A título de explicação, o juiz cita o caso do 1º Registro de Pessoas Jurídicas, Títulos, Documentos e Protestos, conhecido por Cartório W Sampaio. O cartório foi alvo de denúncias, após auditorias feitas pelo Conselho Nacional de Justiça (CNJ) e pela Corregedoria Nacional de Justiça, que verificaram irregularidades. Essas denúncias motivaram ação civil pública por parte do Ministério Público de Goiás (MPGO), que cumpriu determinação do corregedor nacional da Justiça, ministro Francisco Falcão, e afastou Maurício Sampaio de suas funções como titular do cartório. Foi assim que o então diretor da Divisão de Arrecadação Judicial do Tribunal de Justiça de Goiás (TJGO), Irismar Dantas de Souza, assumiu como interino, cargo que ainda exerce.
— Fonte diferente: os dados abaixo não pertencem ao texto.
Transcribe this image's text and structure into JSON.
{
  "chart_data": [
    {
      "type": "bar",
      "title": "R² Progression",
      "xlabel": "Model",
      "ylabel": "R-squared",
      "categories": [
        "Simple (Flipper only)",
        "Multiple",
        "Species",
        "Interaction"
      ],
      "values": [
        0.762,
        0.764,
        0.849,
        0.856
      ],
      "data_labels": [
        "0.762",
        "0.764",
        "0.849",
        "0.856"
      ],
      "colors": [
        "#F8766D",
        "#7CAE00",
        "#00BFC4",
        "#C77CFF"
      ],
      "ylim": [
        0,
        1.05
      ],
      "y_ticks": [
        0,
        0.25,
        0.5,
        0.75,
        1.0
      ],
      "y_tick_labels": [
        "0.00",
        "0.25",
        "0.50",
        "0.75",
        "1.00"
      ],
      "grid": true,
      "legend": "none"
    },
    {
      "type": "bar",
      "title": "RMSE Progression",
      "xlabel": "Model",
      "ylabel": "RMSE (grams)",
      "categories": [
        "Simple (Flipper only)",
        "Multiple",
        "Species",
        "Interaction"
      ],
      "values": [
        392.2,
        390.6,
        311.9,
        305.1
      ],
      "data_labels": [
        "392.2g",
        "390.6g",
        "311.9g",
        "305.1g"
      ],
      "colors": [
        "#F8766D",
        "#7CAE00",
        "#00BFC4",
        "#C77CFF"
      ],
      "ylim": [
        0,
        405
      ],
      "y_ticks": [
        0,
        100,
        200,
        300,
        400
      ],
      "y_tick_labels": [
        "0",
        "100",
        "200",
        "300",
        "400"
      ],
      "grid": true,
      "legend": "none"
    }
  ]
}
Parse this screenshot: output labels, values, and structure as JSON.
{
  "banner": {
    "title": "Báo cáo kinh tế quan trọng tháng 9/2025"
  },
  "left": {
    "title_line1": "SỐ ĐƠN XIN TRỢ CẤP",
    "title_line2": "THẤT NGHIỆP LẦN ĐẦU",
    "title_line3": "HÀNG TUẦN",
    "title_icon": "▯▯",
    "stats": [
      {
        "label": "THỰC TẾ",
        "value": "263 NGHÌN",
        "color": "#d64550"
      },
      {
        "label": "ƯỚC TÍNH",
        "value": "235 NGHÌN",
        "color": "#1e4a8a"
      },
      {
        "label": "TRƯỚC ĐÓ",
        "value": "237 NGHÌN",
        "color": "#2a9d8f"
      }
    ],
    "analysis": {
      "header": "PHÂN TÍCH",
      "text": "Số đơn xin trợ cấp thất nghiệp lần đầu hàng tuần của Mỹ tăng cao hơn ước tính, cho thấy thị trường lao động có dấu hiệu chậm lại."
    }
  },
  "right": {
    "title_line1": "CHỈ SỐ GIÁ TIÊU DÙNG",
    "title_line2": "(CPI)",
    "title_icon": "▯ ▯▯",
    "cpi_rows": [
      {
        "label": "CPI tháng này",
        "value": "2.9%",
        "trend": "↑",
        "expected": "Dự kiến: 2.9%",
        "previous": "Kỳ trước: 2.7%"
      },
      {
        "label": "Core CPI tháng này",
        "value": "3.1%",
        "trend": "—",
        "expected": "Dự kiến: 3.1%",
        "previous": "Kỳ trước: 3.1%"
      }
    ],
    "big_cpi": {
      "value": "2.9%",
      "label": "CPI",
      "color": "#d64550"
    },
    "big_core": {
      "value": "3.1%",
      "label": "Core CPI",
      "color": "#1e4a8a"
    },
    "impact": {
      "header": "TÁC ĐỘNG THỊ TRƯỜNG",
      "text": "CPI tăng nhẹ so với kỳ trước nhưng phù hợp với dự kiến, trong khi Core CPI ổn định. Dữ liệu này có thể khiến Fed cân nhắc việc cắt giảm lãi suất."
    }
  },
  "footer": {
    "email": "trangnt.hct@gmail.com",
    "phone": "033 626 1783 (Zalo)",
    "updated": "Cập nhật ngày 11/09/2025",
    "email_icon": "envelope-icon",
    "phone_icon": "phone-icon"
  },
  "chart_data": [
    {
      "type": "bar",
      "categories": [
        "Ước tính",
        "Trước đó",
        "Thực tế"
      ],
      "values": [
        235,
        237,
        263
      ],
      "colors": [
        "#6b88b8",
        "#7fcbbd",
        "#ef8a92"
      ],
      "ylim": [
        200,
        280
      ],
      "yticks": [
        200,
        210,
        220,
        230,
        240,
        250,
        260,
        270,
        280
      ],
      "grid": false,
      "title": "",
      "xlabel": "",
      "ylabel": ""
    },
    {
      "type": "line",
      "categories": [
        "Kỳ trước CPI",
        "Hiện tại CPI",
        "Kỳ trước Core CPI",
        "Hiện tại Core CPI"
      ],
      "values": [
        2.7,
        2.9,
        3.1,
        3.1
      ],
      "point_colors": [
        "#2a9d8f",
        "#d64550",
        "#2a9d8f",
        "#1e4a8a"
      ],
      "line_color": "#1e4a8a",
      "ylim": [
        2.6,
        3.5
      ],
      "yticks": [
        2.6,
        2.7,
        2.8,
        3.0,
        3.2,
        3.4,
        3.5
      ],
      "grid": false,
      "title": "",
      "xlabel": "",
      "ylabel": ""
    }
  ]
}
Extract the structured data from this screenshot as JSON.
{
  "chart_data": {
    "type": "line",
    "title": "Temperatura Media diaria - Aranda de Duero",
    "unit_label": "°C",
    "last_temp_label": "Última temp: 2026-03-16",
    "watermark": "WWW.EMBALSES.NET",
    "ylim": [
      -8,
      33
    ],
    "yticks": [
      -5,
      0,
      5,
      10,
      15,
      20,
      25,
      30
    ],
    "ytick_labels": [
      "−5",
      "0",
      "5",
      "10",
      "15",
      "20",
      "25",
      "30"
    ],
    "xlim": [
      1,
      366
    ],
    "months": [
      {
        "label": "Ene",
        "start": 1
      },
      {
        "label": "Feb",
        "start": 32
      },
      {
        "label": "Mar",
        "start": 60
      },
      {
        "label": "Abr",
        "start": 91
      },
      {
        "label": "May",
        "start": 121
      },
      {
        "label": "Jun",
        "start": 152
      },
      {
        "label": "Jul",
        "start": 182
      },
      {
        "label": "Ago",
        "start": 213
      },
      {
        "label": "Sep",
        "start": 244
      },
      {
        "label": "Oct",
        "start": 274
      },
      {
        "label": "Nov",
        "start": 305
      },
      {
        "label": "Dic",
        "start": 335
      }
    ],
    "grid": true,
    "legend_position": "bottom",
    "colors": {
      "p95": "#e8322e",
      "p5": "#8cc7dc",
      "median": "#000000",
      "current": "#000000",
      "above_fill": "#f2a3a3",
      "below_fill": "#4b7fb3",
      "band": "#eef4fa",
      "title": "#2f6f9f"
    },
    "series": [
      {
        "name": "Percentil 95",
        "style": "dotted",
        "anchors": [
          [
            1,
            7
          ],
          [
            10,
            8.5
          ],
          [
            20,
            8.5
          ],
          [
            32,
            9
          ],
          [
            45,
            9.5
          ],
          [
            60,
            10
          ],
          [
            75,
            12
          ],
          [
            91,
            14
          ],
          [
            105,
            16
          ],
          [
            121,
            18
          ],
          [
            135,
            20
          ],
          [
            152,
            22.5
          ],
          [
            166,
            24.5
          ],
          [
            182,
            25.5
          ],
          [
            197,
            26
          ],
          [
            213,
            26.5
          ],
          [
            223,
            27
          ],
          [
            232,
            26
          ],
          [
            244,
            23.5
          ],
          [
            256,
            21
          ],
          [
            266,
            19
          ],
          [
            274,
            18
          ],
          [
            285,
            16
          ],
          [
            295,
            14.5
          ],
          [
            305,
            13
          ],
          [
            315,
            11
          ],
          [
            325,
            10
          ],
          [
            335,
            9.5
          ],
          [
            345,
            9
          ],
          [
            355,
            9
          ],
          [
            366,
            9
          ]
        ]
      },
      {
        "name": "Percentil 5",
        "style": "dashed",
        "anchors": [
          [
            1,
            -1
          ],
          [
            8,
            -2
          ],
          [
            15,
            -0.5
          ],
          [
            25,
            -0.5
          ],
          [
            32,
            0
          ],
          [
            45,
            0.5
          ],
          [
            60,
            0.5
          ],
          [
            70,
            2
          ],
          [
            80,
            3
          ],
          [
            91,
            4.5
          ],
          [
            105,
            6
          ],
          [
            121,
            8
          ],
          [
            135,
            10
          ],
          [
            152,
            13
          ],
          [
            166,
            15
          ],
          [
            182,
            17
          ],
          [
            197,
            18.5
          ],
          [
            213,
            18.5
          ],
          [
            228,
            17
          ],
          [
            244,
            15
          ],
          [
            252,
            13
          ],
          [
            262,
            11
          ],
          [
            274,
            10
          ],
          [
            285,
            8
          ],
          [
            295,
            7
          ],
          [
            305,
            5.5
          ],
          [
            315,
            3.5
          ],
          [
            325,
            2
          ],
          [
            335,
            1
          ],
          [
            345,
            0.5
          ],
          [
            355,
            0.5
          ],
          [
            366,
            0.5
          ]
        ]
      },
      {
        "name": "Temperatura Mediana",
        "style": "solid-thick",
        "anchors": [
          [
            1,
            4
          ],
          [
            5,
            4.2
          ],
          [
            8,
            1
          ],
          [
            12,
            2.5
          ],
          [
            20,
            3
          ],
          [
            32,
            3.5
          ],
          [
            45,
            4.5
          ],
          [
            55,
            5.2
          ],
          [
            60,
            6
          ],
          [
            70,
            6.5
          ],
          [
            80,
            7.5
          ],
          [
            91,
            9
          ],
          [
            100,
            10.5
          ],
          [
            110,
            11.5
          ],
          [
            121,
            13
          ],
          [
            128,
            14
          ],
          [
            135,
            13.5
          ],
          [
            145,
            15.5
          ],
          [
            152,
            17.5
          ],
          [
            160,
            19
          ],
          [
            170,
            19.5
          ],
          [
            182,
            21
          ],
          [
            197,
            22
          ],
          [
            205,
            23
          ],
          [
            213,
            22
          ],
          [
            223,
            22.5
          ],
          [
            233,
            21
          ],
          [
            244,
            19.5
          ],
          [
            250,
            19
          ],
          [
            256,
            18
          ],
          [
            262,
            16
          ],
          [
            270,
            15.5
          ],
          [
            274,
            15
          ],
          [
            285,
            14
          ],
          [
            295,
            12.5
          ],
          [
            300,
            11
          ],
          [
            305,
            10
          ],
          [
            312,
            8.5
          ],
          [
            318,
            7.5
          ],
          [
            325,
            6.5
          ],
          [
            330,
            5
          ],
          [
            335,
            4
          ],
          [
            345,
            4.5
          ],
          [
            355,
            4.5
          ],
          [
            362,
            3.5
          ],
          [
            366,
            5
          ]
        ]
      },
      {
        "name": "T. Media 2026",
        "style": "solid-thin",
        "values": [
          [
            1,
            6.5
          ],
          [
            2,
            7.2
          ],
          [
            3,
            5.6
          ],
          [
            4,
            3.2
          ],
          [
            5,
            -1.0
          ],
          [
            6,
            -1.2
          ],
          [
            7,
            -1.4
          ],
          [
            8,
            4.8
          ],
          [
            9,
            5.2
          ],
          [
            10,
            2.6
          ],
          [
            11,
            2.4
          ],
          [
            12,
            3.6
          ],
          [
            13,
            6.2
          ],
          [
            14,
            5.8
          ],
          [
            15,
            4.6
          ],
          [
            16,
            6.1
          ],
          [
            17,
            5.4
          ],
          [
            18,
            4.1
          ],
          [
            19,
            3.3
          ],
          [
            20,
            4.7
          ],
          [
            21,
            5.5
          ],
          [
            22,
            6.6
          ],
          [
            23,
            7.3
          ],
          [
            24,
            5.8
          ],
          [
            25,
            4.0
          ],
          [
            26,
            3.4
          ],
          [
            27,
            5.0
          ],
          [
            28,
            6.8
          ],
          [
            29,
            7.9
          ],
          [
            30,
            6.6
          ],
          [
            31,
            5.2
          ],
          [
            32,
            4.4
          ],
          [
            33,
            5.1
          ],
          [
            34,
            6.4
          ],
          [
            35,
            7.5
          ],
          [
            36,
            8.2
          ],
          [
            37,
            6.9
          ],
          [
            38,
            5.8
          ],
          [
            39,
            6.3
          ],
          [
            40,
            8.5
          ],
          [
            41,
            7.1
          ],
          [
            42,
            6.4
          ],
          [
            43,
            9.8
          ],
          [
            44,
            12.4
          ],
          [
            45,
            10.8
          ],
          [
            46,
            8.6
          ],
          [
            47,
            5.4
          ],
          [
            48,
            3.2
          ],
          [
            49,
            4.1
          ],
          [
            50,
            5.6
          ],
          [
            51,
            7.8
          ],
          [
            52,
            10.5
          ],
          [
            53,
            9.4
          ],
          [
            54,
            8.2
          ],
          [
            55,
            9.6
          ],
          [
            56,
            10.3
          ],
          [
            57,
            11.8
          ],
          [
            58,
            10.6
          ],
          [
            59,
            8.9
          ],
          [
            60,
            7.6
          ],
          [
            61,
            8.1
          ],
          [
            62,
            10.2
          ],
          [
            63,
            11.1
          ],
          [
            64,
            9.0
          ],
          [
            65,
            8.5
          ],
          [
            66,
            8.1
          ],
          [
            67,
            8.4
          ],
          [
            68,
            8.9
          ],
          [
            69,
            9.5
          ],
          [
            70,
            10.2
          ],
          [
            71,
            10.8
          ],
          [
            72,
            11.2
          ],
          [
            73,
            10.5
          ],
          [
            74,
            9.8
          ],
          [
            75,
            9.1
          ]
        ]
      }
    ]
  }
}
O diretor do Foro de Goiânia, que é responsável pela indicação dos interinos nos cartórios da capital, elogia Irismar Dantas e diz que, mesmo que o cartório tenha dado problemas no ano passado, sua transferência para o concursado depende dele próprio. “É certo que o 1º cartório de Protestos, onde estava como interino o Maurício Sampaio, apareceu na mídia em meio aos escândalos que o envolveram. Nesse cartório ainda não foi realizada a transferência. Até imaginávamos que o concursado fosse tomar posse rapidamente, mas ele pediu a prorrogação do prazo. Então ele pode exercer seu direito de posse até o dia 6 de junho. Isso tem gerado algumas perguntas, mas está tudo normal”, declara.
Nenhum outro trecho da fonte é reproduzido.